Shaking Table Based Exercises
This extended exercise looks in more detail at the rocking of the structure. It was touched upon in the soil mechanics short lab that, as well as vibration of the structure with horizontal motion, it can also rock from side to side. You may have observed in the short lab that there is a threshold frequency at which the structure will lift-off from the sand, and the amplification factor for rocking increases dramatically.
Things to investigate in this extended exercise include:
- What is the relationship between the amplification factor for rocking and frequency? Is it linear?
- What about the relationship between damping ratio and frequency?
- What is the relationship between shaking amplitude and threshold frequency? (In the short lab you may have had chance to look at rocking at 1mm and 3.5mm amplitude shakes; try some others as well.)
- What form does the rocking motion take? Does the structure rock about a centreline, or another point? What gives evidence of this?
- What practical measures might be used to prevent or reduce rocking?

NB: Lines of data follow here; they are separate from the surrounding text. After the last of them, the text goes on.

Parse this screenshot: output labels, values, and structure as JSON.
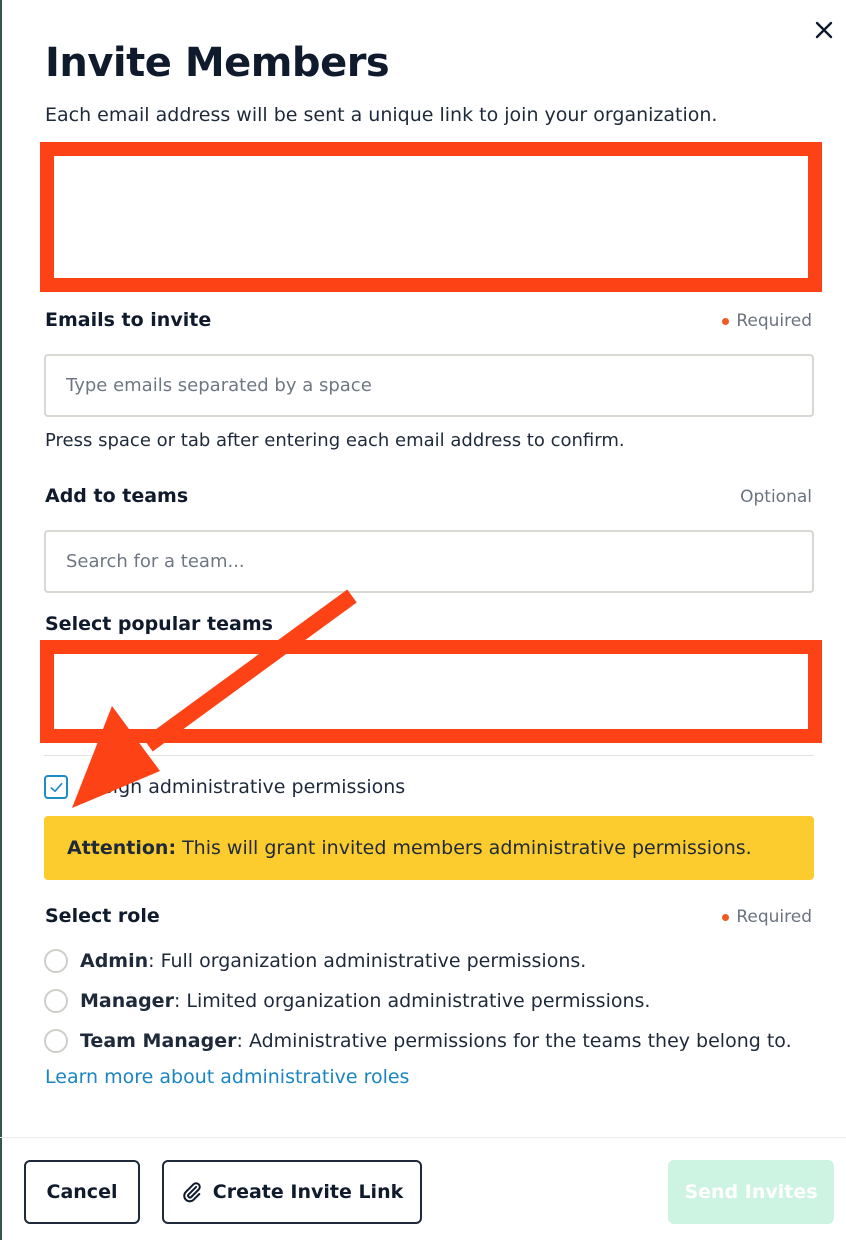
{
  "modal": {
    "title": "Invite Members",
    "subtitle": "Each email address will be sent a unique link to join your organization."
  },
  "emails": {
    "label": "Emails to invite",
    "required_text": "Required",
    "placeholder": "Type emails separated by a space",
    "helper": "Press space or tab after entering each email address to confirm."
  },
  "teams": {
    "label": "Add to teams",
    "optional_text": "Optional",
    "placeholder": "Search for a team...",
    "popular_label": "Select popular teams"
  },
  "admin": {
    "checkbox_label": "Assign administrative permissions",
    "checked": true,
    "alert_bold": "Attention:",
    "alert_text": "This will grant invited members administrative permissions."
  },
  "role": {
    "label": "Select role",
    "required_text": "Required",
    "options": [
      {
        "name": "Admin",
        "desc": ": Full organization administrative permissions."
      },
      {
        "name": "Manager",
        "desc": ": Limited organization administrative permissions."
      },
      {
        "name": "Team Manager",
        "desc": ": Administrative permissions for the teams they belong to."
      }
    ],
    "learn_more": "Learn more about administrative roles"
  },
  "footer": {
    "cancel": "Cancel",
    "create_link": "Create Invite Link",
    "send": "Send Invites"
  },
  "colors": {
    "annotation": "#fd4316",
    "alert_bg": "#fccb2e",
    "link": "#1a85c2",
    "send_disabled_bg": "#cdf4e2"
  },
  "icons": {
    "close": "close-icon",
    "check": "check-icon",
    "paperclip": "paperclip-icon"
  }
}
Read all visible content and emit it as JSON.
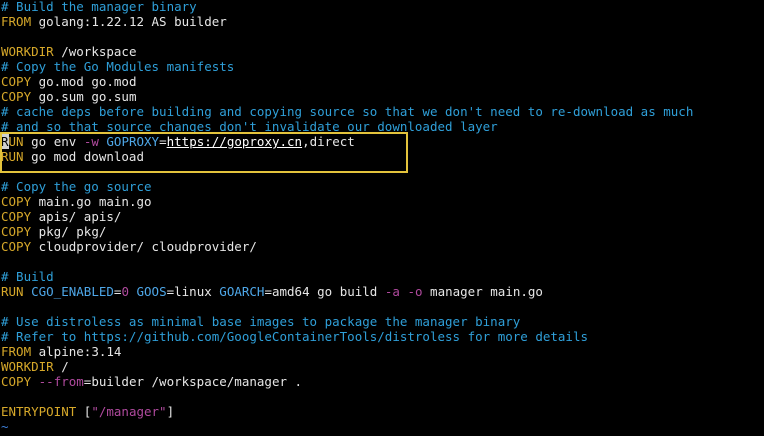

How could you test their effectiveness?
This extended exercise is an activity to examine the damping of the system on a soil base, in more detail.
In the soil mechanics short lab you obtained a value of damping ratio for each floor at a 1mm amplitude shake. Carry out a similar set of tests to obtain the damping ratio at other amplitudes. You may wish to use more data points to get a more accurate curve.
- What happens to the damping ratio? Is there a relationship to the shake amplitude?
- Does the natural frequency of the structure change with amplitude? Why might this be?
- Compare your tests with the provided data for the structure rigidly attached to the shaker table. How can you explain the difference in damping ratio? (There is no need to carry out further tests with the structure rigidly connected to the base).
- Do you think that the soil or the structure makes the most significant contribution to the system damping? Where do you think the shaking energy is being absorbed? How could you test this?